Harley-Davidson to Quit India
Automologist MAC visited Harley’s factory in India not that long ago and is now writing about its closure…
Cast your mind back about two years. Harley-Davidson was claiming that they would be increasing global production in places like India and Australia and Brazil whilst closing plants in the US of A. At that time, they had already announced the closure of their Kansas City factory in the US of A, much to the annoyance of President Trump who accused them of surrendering and of being quitters. In fact, it doesn’t seem so long ago that I was on a tour of the Harley Davidson facilities in India and the company was touting Indian versions of their much-loved classics.
Fast forward just two short years and today’s announcement is for the closure of the Indian manufacturing operation. The company will also stop marketing their bikes in the world’s largest motorbike market, with the loss of 70 jobs and the relocation of the Indian MD to Singapore for a regional role. Of course, this is being seen as a small triumph for Trump and a bitter blow for Modi’s foreign investment policy.
According to reports, Harley-Davidson is quitting India as a part of its “re-wire” strategy. But the reality may be a little starker than that after the company managed to shift just 2,676 bikes during 2019 in, like I said, the world’s largest motorbike market. A part of the problem is the 100% tariff on imports levied by the protectionist government. The high tariffs are an attempt to ‘encourage’ the shifting of production into the market but it is the sort of protectionism that Trump has been waging war against especially with China.

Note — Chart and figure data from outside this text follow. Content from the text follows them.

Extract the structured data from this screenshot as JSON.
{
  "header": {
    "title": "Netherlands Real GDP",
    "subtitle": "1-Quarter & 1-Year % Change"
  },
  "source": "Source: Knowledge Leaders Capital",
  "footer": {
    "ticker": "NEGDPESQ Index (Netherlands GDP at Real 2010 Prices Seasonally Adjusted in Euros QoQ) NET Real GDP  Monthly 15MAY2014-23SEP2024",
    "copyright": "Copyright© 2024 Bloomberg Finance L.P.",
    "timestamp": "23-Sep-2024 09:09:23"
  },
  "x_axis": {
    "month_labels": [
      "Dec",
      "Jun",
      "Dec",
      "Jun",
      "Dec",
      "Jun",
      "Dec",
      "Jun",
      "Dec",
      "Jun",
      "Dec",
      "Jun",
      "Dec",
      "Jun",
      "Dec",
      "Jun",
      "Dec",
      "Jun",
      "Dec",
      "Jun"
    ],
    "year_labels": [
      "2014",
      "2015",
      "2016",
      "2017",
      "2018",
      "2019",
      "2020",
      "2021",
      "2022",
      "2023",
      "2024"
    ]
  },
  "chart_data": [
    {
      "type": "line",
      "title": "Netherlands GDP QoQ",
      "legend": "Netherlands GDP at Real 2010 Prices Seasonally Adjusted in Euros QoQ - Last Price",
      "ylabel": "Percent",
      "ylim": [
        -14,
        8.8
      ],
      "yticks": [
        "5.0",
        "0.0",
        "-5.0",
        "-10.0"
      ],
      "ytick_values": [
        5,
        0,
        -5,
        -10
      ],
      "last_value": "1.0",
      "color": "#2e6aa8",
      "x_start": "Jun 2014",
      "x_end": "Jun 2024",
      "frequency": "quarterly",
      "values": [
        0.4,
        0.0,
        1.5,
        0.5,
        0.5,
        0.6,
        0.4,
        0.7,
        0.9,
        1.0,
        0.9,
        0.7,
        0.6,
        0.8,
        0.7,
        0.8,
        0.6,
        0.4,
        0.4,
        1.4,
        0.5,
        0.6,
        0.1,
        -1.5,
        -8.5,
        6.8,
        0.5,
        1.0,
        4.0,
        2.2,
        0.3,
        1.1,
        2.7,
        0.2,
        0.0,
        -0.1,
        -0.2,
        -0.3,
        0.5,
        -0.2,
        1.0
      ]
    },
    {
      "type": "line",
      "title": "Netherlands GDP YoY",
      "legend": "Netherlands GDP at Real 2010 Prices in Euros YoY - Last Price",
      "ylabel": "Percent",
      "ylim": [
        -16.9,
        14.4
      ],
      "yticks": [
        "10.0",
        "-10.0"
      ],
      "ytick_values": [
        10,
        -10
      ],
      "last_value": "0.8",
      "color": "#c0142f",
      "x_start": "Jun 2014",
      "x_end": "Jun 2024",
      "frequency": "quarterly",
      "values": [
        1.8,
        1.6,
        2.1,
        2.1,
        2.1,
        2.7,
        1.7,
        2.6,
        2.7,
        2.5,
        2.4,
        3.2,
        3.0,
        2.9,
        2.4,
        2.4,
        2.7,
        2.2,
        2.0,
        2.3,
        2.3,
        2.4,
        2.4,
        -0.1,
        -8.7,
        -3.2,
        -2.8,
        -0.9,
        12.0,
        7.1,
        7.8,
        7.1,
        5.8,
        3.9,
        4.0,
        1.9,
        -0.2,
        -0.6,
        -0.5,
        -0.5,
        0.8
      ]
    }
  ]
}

After Trump complained, the country reduced tariffs on HDs to 50% but they still failed to gain traction. Competition is fierce in the Indian market that prides itself as a cost-conscious public, which loosely translates to always wanting everything cheaper than everything else. Probably the biggest manufacturer there is Hero followed by Honda and Bajaj, who is the manufacturer and marketing agent for Triumph in the market, HD’s biggest competitor in the +500cc market.
The company marketed 15 different models in India, with 11 being CKDs and four CBUs. The CKDs only attract a tax of 15% with the CBUs at 50% of late. So, perhaps the lowered sales are more a reflection of what is going on within a shrinking market and a product that is niche in most places you find it. Harley-Davidson is the third US auto manufacturer to close doors in India recently, with Ford and General Motors both struggling in a car market dominated by Suzuki, who is of course probably better known for their bikes. Harley-Davidson will now concentrate on markets where they make a profit, which may be tough seeing as the Wisconsin-based manufacturer has lost USD96 million thus far this year.